Çalışma, dünya genelinde sendikalaşmaya ilişkin farklı eğilimlerinin bulunduğunu; gerileme ile durgunluğun ve artışın aynı zamanda farklı ülkelerde görülebildiğini saptanmaktadır. Ancak bu eğilimleri saptamada kullanılan istatiski metot ve kaynakların çeşitli sorunlarla malul olduğu gözlenmektedir.
Çalışmanın temel konusu olan ülkemiz de ise çalışma istatistiklerinin durumu daha da vahimdir. Türkiye’nin resmi sendikalaşma istatistikleri uluslararası alanda şüpheyle karşılanmakta ve kabul görmemektedir. Gerçekten de Çalışma ve Sosyal Güvenlik Bakanlığı’nın sendikal istatistiklerinin bilimsel kaygılardan çok siyasal, hukuksal ve sosyal kaygılarla düzenlendiği ve siyasal müdahalelere açık olduğu görülmektedir. Bilimselliği ve iç tutarlılığı bulunmayan ÇSGB istatistiklerinin uluslararası ölçütleri kullanmadığı görülmektedir.

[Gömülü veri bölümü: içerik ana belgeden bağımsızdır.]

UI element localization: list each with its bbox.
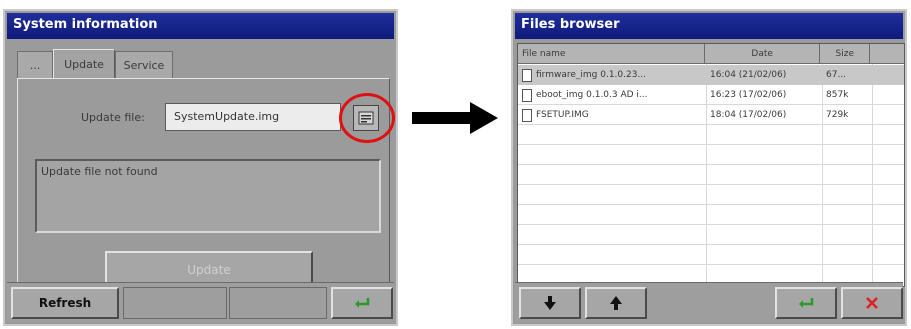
scroll-down-button[interactable] bbox=[519, 287, 581, 319]
file-name: firmware_img 0.1.0.23... bbox=[536, 70, 647, 80]
refresh-button[interactable]: Refresh bbox=[11, 287, 119, 319]
file-icon bbox=[522, 88, 532, 102]
tab-update[interactable]: Update bbox=[53, 49, 115, 79]
system-information-window: System information ... Update Service Up… bbox=[3, 9, 398, 326]
bottom-toolbar: Refresh bbox=[7, 282, 394, 322]
highlight-circle bbox=[339, 93, 395, 143]
grid-line bbox=[518, 264, 904, 265]
tab-more[interactable]: ... bbox=[17, 51, 53, 79]
grid-line bbox=[518, 244, 904, 245]
list-header: File name Date Size bbox=[518, 44, 904, 64]
file-date: 18:04 (17/02/06) bbox=[710, 110, 787, 120]
window-title: Files browser bbox=[515, 13, 903, 39]
column-header-spacer bbox=[870, 44, 904, 64]
files-browser-window: Files browser File name Date Size firmwa… bbox=[511, 9, 907, 326]
toolbar-empty-slot bbox=[229, 287, 327, 319]
grid-line bbox=[518, 224, 904, 225]
grid-line bbox=[518, 204, 904, 205]
file-row[interactable]: eboot_img 0.1.0.3 AD i... 16:23 (17/02/0… bbox=[518, 85, 904, 105]
window-title: System information bbox=[7, 13, 394, 39]
grid-line bbox=[518, 144, 904, 145]
file-name: eboot_img 0.1.0.3 AD i... bbox=[536, 90, 648, 100]
arrow-down-icon bbox=[544, 296, 556, 310]
tab-bar: ... Update Service bbox=[17, 49, 173, 79]
file-name-cell: firmware_img 0.1.0.23... bbox=[518, 65, 706, 85]
enter-icon bbox=[799, 298, 814, 308]
column-header-size[interactable]: Size bbox=[820, 44, 871, 64]
status-message-box: Update file not found bbox=[35, 159, 381, 233]
file-size: 857k bbox=[826, 90, 849, 100]
close-icon bbox=[866, 297, 878, 309]
arrow-up-icon bbox=[610, 296, 622, 310]
file-icon bbox=[522, 108, 532, 122]
file-icon bbox=[522, 68, 532, 82]
file-row[interactable]: FSETUP.IMG 18:04 (17/02/06) 729k bbox=[518, 105, 904, 125]
grid-line bbox=[518, 184, 904, 185]
grid-line bbox=[518, 164, 904, 165]
cancel-button[interactable] bbox=[841, 287, 903, 319]
enter-button[interactable] bbox=[775, 287, 837, 319]
file-date: 16:23 (17/02/06) bbox=[710, 90, 787, 100]
file-size: 729k bbox=[826, 110, 849, 120]
screenshot-stage: System information ... Update Service Up… bbox=[0, 0, 911, 329]
file-row[interactable]: firmware_img 0.1.0.23... 16:04 (21/02/06… bbox=[518, 65, 904, 85]
enter-icon bbox=[355, 298, 370, 308]
file-name-cell: FSETUP.IMG bbox=[518, 105, 706, 125]
file-name: FSETUP.IMG bbox=[536, 110, 589, 120]
file-date: 16:04 (21/02/06) bbox=[710, 70, 787, 80]
enter-button[interactable] bbox=[331, 287, 393, 319]
scroll-up-button[interactable] bbox=[585, 287, 647, 319]
column-header-file-name[interactable]: File name bbox=[518, 44, 705, 64]
right-arrow-icon bbox=[412, 102, 498, 134]
tab-service[interactable]: Service bbox=[115, 51, 173, 79]
file-name-cell: eboot_img 0.1.0.3 AD i... bbox=[518, 85, 706, 105]
update-file-field[interactable]: SystemUpdate.img bbox=[165, 103, 341, 131]
file-list: File name Date Size firmware_img 0.1.0.2… bbox=[517, 43, 905, 287]
bottom-toolbar bbox=[515, 282, 903, 322]
toolbar-empty-slot bbox=[123, 287, 227, 319]
file-size: 67... bbox=[826, 70, 847, 80]
column-header-date[interactable]: Date bbox=[704, 44, 821, 64]
update-file-label: Update file: bbox=[81, 111, 145, 124]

Resmi istatistiklerin güven vermeyişi alternatif arayışları ve hesaplama yöntemlerini gündeme getirmektedir. Yapılan hesaplamalar ülkemizde sendikalaşma oranının ve sendikalı işçi sayısının 1980’lerin ortasından bugüne önemli düşüşler yaşadığını göstermektedir.
Sendikal istatistiklerin sağlıklı hale gelebilmesi için bu alanda uluslararası normların kullanılması ve istatistikleri çarpıtan mekanizmaların ortadan kaldırılması zorunludur.